For the ancient Finns, there was no real barrier that separated the living from the dead. When people died, they went to the land of dead which was thought to be located at the graveyard. Even after death, the dead were in contact with the living, receiving their offerings, and hearing their prayers. The family was thought as a single whole, consisting of both living and deceased members[116]. The ancestors were the upholders of the family’s moral values, traditional ways, and societal structures. The individual person and the family asked guidance from the ancestors in all major decisions. Hence the ancestors can be said to have had a greater influence on people’s lives then the higher gods[117].

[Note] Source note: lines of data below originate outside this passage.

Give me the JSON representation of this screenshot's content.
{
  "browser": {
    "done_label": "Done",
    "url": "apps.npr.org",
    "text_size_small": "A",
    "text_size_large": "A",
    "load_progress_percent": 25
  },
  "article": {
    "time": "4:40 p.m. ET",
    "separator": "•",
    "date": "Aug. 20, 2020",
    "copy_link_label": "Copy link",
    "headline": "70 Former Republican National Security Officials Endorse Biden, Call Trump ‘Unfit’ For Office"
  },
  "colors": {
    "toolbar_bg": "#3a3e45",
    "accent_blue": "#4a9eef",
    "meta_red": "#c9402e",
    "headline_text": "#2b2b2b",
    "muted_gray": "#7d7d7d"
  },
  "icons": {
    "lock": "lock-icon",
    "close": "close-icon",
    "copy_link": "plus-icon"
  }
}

If the living fulfilled their responsibilities to their ancestors in a proper way, the spirits continued to protect and support them. If, however, the ancestors were neglected or insulted in any way, problems would ensue. The ancestors might appear as ghosts in their former homes, and in the worst case, take the soul of a living person to the underworld with them. The danger was at its highest during the first 30-40 days following a death, for this was when the soul was not yet fully located in the underworld. Visiting ancestors might appear in human or in animal form[118]. Meeting dead relatives again could also be a positive experience full of joy. The dead soul was thought to appear as a bird, or a butterfly, or as a flower, among other things. In Karelia, belief in this kind of reincarnation and the soul was widespread, and children were advised not to harm the birds, since they might the carrying the souls of their ancestors. If a butterfly flew inside the house, it was not  touched, and certainly not killed[119].

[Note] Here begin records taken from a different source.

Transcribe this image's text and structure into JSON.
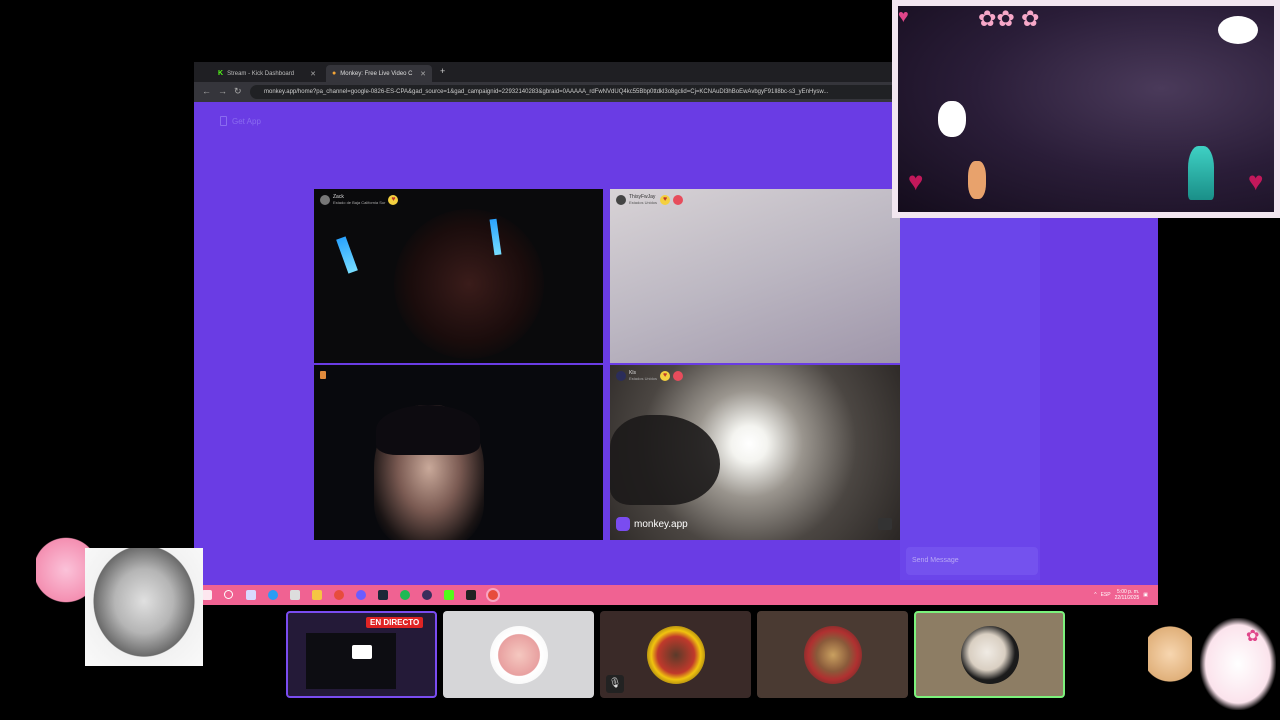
{
  "browser": {
    "tabs": [
      {
        "label": "Stream - Kick Dashboard",
        "icon": "kick-icon"
      },
      {
        "label": "Monkey: Free Live Video C",
        "icon": "monkey-icon"
      }
    ],
    "new_tab": "+",
    "url": "monkey.app/home?pa_channel=google-0826-ES-CPA&gad_source=1&gad_campaignid=22932140283&gbraid=0AAAAA_rdFwNVdUQ4kc55Bbp0ttdkl3o8gclid=Cj=KCNAuDl3hBoEwAvbgyF91Il8bc-s3_yEnHysw..."
  },
  "page": {
    "get_app_label": "Get App",
    "tiles": [
      {
        "name": "Zack",
        "location": "Estado de Baja California Sur"
      },
      {
        "name": "ThisyFwJay",
        "location": "Estados Unidos"
      },
      {
        "name": "",
        "location": ""
      },
      {
        "name": "Kls",
        "location": "Estados Unidos",
        "watermark": "monkey.app"
      }
    ],
    "send_message_placeholder": "Send Message"
  },
  "taskbar": {
    "clock": "5:00 p. m.",
    "date": "22/11/2025",
    "lang": "ESP"
  },
  "stream": {
    "live_badge": "EN DIRECTO",
    "guest_icons": [
      "mic-off-icon"
    ]
  },
  "colors": {
    "page_bg": "#6a3ce4",
    "taskbar": "#f06292",
    "live_badge": "#e02424",
    "active_guest_border": "#7cf27c"
  }
}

The relationship between the living and the dead seems to have been curiously twofold. On the one hand, the spirits of the dead were thought to reside in the land of the dead, where they could only be reached by the soul-traveling tietäjä. On the other hand, people also had a more personal relationship with the dead and would visit their graves, talk to them, and give them offerings. During certain yearly feasts, the spirits of the dead were thought visit their living relatives. The difference between these two approaches can probably be explained through the status of the deceased. One’s own ancestors were regarded as somewhat closer and more familiar (albeit still with the element of fear and horror that is always present when the living approach the dead), but the souls of the powerful tietäjä, and of other powerful people, were regarded with fear[120].

Finnish spells and folk songs also represent two ideas about the location of the souls of the dead. The first idea is that the dead simply live in their graves. However, the second idea is that the souls reside in an underworld called ‘Tuonela’ or ‘Manala’. But as Kaarle Krohn has shown, these two concepts do not contradict each other[121]. The god of death, ‘Tuoni’, did not originally mean the personification of death but the dead corpse itself. From there, it evolved into a general term for death, and finally became the name for the ruler of the land of the dead. Yet in many folk poems, the “house of Tuoni” simply refers to the grave. So it would not be unreasonable to say that the ancient Finns probably thought that they continued to live in their graves, and formed a community of the dead in the graveyard. In later times, however, ‘Tuonela’ and ‘Manala’ became more abstract concepts[122]. This explains practices such as memorial feasts in the graveyards and the need to lay the dead person at rest in the graveyard of his own community.